Every fad in urban renewal (convention centers, sports arenas, government towers) is on display, showing just how long Buffalo has been at this.
Just south of downtown is an anachronism, a reminder of what once held up the old Buffalo. A factory that makes recognizable things, in this case cereal. If you happen to forget it is there, the smell of Cheerio’s filling downtown reminds you.
The factory is a symbol of the real essential role manufacturing once played here, and of the enduring and powerful myth that it all might return one day. With just the right election, just the right politics.
Yet the days of walking out of high school into a steady job making tangible things, are long over, resulting in the void you still see all around you.
Some of those voids are now being filled by immigrants, continuing Buffalo’s tradition as a place for working-class communities built around shared ancestry, work, religion, and jobs.
Dotted along my walk are neighborhoods with people from odd sounding places (Bhutan, Congo, Somalia, Iraq, Myanmar), filled with simple homes of large extended families, houses of worship, and locally run businesses.
Despite their obvious differences, despite some occasional and clear animosity, they share older Buffalo’s ethos. They both believe in the fundamental value of local community, with a core emphasis on faith, family, and ancestry.

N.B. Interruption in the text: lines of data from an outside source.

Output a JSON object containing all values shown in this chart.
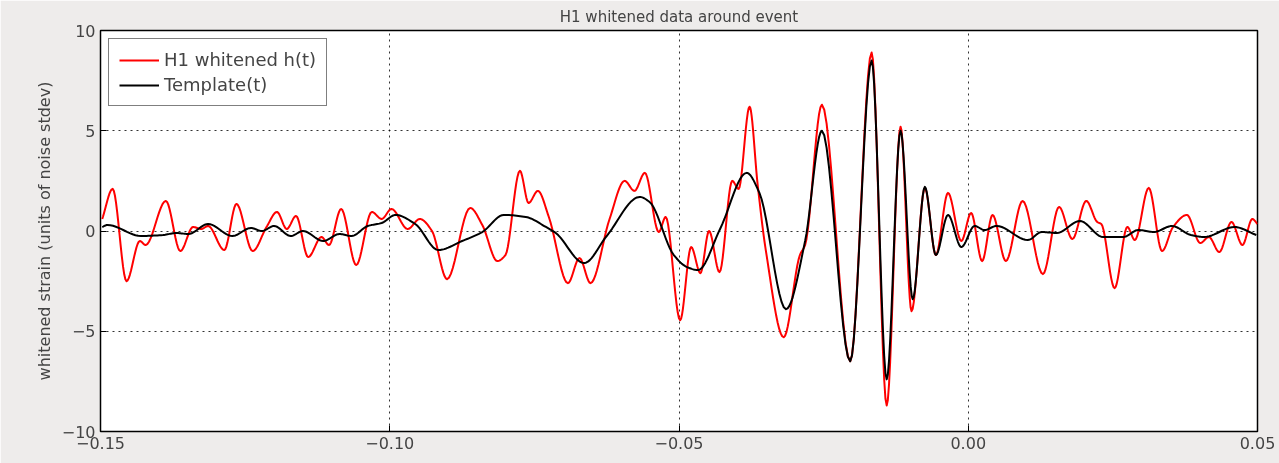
{
  "chart_data": {
    "type": "line",
    "title": "H1 whitened data around event",
    "ylabel": "whitened strain (units of noise stdev)",
    "xlim": [
      -0.15,
      0.05
    ],
    "ylim": [
      -10,
      10
    ],
    "xticks": [
      {
        "value": -0.15,
        "label": "−0.15"
      },
      {
        "value": -0.1,
        "label": "−0.10"
      },
      {
        "value": -0.05,
        "label": "−0.05"
      },
      {
        "value": 0,
        "label": "0.00"
      },
      {
        "value": 0.05,
        "label": "0.05"
      }
    ],
    "yticks": [
      {
        "value": -10,
        "label": "−10"
      },
      {
        "value": -5,
        "label": "−5"
      },
      0,
      5,
      10
    ],
    "grid": true,
    "legend": "top left",
    "line_style": "solid",
    "series": [
      {
        "name": "H1 whitened h(t)",
        "color": "#ff0000",
        "x": [
          -0.1497,
          -0.1479,
          -0.1455,
          -0.1432,
          -0.1422,
          -0.1387,
          -0.1362,
          -0.134,
          -0.1326,
          -0.1314,
          -0.1286,
          -0.1265,
          -0.1237,
          -0.1213,
          -0.1195,
          -0.1178,
          -0.1162,
          -0.1141,
          -0.1118,
          -0.1105,
          -0.1084,
          -0.1058,
          -0.1031,
          -0.1014,
          -0.0997,
          -0.0969,
          -0.0948,
          -0.0927,
          -0.0901,
          -0.0861,
          -0.084,
          -0.0814,
          -0.08,
          -0.0775,
          -0.076,
          -0.0744,
          -0.0725,
          -0.0692,
          -0.0672,
          -0.0653,
          -0.062,
          -0.0594,
          -0.0577,
          -0.0559,
          -0.0535,
          -0.0523,
          -0.0498,
          -0.0479,
          -0.0463,
          -0.0448,
          -0.043,
          -0.0408,
          -0.0397,
          -0.0378,
          -0.0364,
          -0.035,
          -0.0319,
          -0.0291,
          -0.0282,
          -0.0253,
          -0.0204,
          -0.0167,
          -0.0141,
          -0.0117,
          -0.0098,
          -0.0075,
          -0.0056,
          -0.0035,
          -0.0012,
          0.0005,
          0.0024,
          0.0042,
          0.0065,
          0.0094,
          0.0129,
          0.0157,
          0.018,
          0.0204,
          0.0223,
          0.023,
          0.0253,
          0.0275,
          0.0288,
          0.0312,
          0.0335,
          0.0354,
          0.0378,
          0.0401,
          0.0416,
          0.0434,
          0.0455,
          0.0474,
          0.0491,
          0.05
        ],
        "values": [
          0.6,
          2.1,
          -2.5,
          -0.5,
          -0.7,
          1.5,
          -1.0,
          0.2,
          0.1,
          0.25,
          -0.95,
          1.35,
          -1.0,
          0.2,
          0.95,
          0.1,
          0.75,
          -1.3,
          -0.3,
          -0.7,
          1.1,
          -1.7,
          0.95,
          0.6,
          1.1,
          0.1,
          0.6,
          0.0,
          -2.4,
          1.15,
          0.3,
          -1.5,
          -1.2,
          3.0,
          1.4,
          2.0,
          0.7,
          -2.6,
          -1.35,
          -2.6,
          0.6,
          2.5,
          2.0,
          2.9,
          -0.05,
          0.7,
          -4.45,
          -0.8,
          -2.1,
          0.0,
          -2.05,
          2.5,
          2.1,
          6.2,
          2.3,
          -0.95,
          -5.3,
          -1.2,
          -0.7,
          6.3,
          -6.5,
          8.9,
          -8.7,
          5.2,
          -4.0,
          2.15,
          -1.2,
          1.9,
          -0.5,
          0.9,
          -1.5,
          0.8,
          -1.5,
          1.5,
          -2.15,
          1.2,
          -0.4,
          1.5,
          0.45,
          0.35,
          -2.85,
          0.2,
          -0.45,
          2.15,
          -1.0,
          0.2,
          0.8,
          -0.6,
          -0.3,
          -1.05,
          0.45,
          -0.7,
          0.6,
          0.35
        ]
      },
      {
        "name": "Template(t)",
        "color": "#000000",
        "x": [
          -0.1497,
          -0.1488,
          -0.143,
          -0.1392,
          -0.1369,
          -0.1348,
          -0.1314,
          -0.1272,
          -0.124,
          -0.1221,
          -0.12,
          -0.1171,
          -0.115,
          -0.1115,
          -0.1087,
          -0.1066,
          -0.1038,
          -0.1014,
          -0.099,
          -0.0956,
          -0.0916,
          -0.0875,
          -0.084,
          -0.0803,
          -0.0765,
          -0.073,
          -0.0713,
          -0.0664,
          -0.0625,
          -0.0568,
          -0.0551,
          -0.0509,
          -0.0486,
          -0.0467,
          -0.0429,
          -0.0383,
          -0.0361,
          -0.0315,
          -0.0282,
          -0.0253,
          -0.0204,
          -0.0167,
          -0.0141,
          -0.0117,
          -0.0096,
          -0.0075,
          -0.0056,
          -0.0035,
          -0.0012,
          0.0011,
          0.0028,
          0.0049,
          0.0103,
          0.0127,
          0.0153,
          0.0193,
          0.0233,
          0.0268,
          0.0294,
          0.0321,
          0.0352,
          0.0385,
          0.0408,
          0.046,
          0.0498
        ],
        "values": [
          0.2,
          0.3,
          -0.25,
          -0.2,
          -0.1,
          -0.15,
          0.35,
          -0.25,
          0.15,
          0.0,
          0.25,
          -0.25,
          0.0,
          -0.5,
          -0.15,
          -0.25,
          0.25,
          0.4,
          0.8,
          0.35,
          -0.95,
          -0.5,
          -0.05,
          0.8,
          0.7,
          0.2,
          -0.1,
          -1.6,
          -0.25,
          1.7,
          1.45,
          -1.2,
          -1.8,
          -1.95,
          0.1,
          2.9,
          1.9,
          -3.9,
          -0.5,
          5.0,
          -6.5,
          8.5,
          -7.4,
          5.0,
          -3.4,
          2.2,
          -1.2,
          0.8,
          -0.8,
          0.25,
          0.05,
          0.25,
          -0.45,
          -0.05,
          -0.1,
          0.5,
          -0.3,
          -0.3,
          0.05,
          -0.05,
          0.25,
          -0.2,
          -0.3,
          0.2,
          -0.2
        ]
      }
    ]
  }
}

This sets both apart from the wealthier and better educated America. From the Front Row that values what you know, and what you imagine yourself to be, not where you come from. Often, whose only connection to immigrants, beyond claiming to support them, is not as neighbors, but as cheap labor.
By the end of my walk, unlike in my other long city walks, I am not surprised by what I have seen. I already knew Buffalo. So I said to myself.

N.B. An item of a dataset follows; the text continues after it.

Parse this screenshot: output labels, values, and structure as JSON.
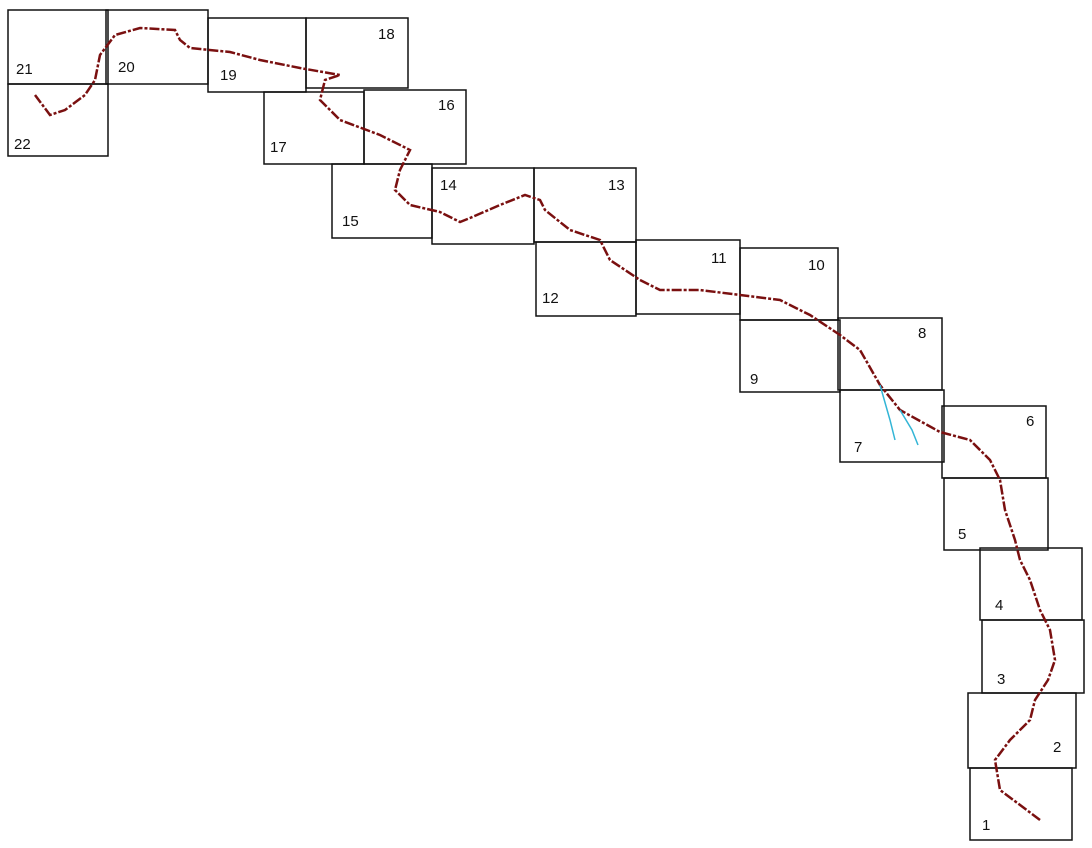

Still, as I collapse in a bar, as I spend the next few hours sipping bad IPA’s (Et Tu Buffalo!), something is nagging at me. Something feels different this time.

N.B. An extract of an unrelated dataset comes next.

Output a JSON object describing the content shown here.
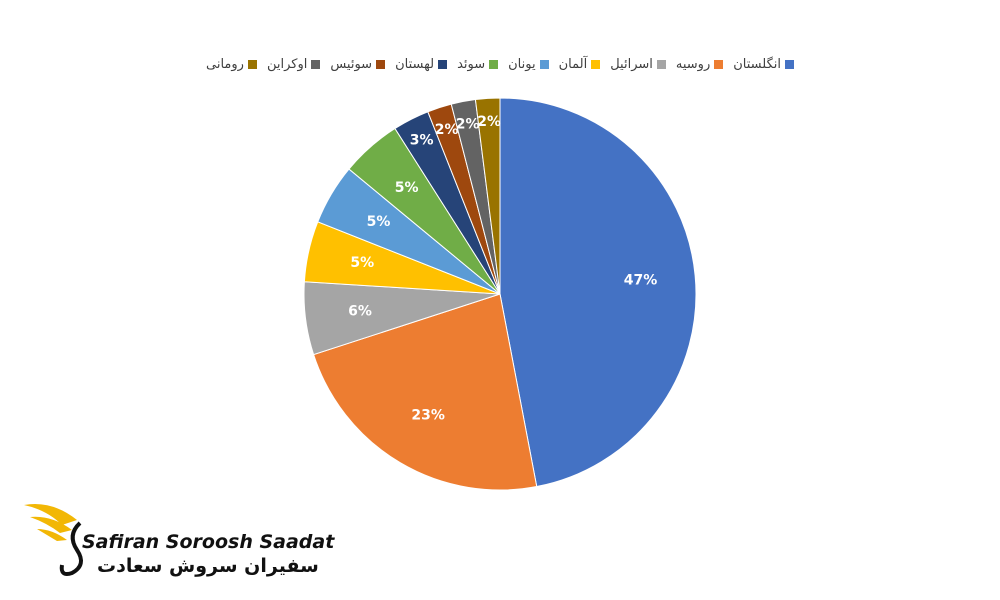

I spend the next day walking as far, although with no goal. Instead I go from bar to bar, talking to everyone, relaxing, and try to put it all together, trying to figure out what feels different.
Then, on my seventh bar, while watching the Bills, it strikes me. I didn’t hear the constant sense of insecurity I was used to hearing. (“We aren’t as bad as everyone says!,” “give us a shot!,” etc).
Despite a lot of pain still out there, the pain doesn’t seem to be setting the tone.
Buffalo is happier now and feels ok. And it is ok. Both with itself and its place in the world.
Maybe it was always was and I had simply gotten it wrong before. Or maybe it was because the Bills were good now and that really matters.
Whatever the case, in a nation that values individuality above all else, more than ever before, Buffalo’s old school focus on organic communities has found its footing again. At least in Buffalo. At least as far as I could tell.
Why? Partly through survivor bias (most everyone who wants out, is out), partly through a refreshing immigration, but also partly out of fatigue.
As anyone who has been through a tragedy, or an addiction, or been on the losing side of whatever knows, survival requires eventually moving on. You can only worry so much what others think about you. At some point you just have to laugh it off and remember to live as you want to live.
That is what Buffalo feels likes now. A city fully in recovery.
Thanks again Chris. Well observed, well documented, great recap. “ It is simple. The American Dream!” and “mostly all who want out are out”. The rough corollary is “those who are still here are all in.” New York’s West Coast. City of no illusions. shovel your neighbor’s sidewalk and steps. Wood houses not that great at aging gracefully with these winters once they are 100 years old. Go Bills.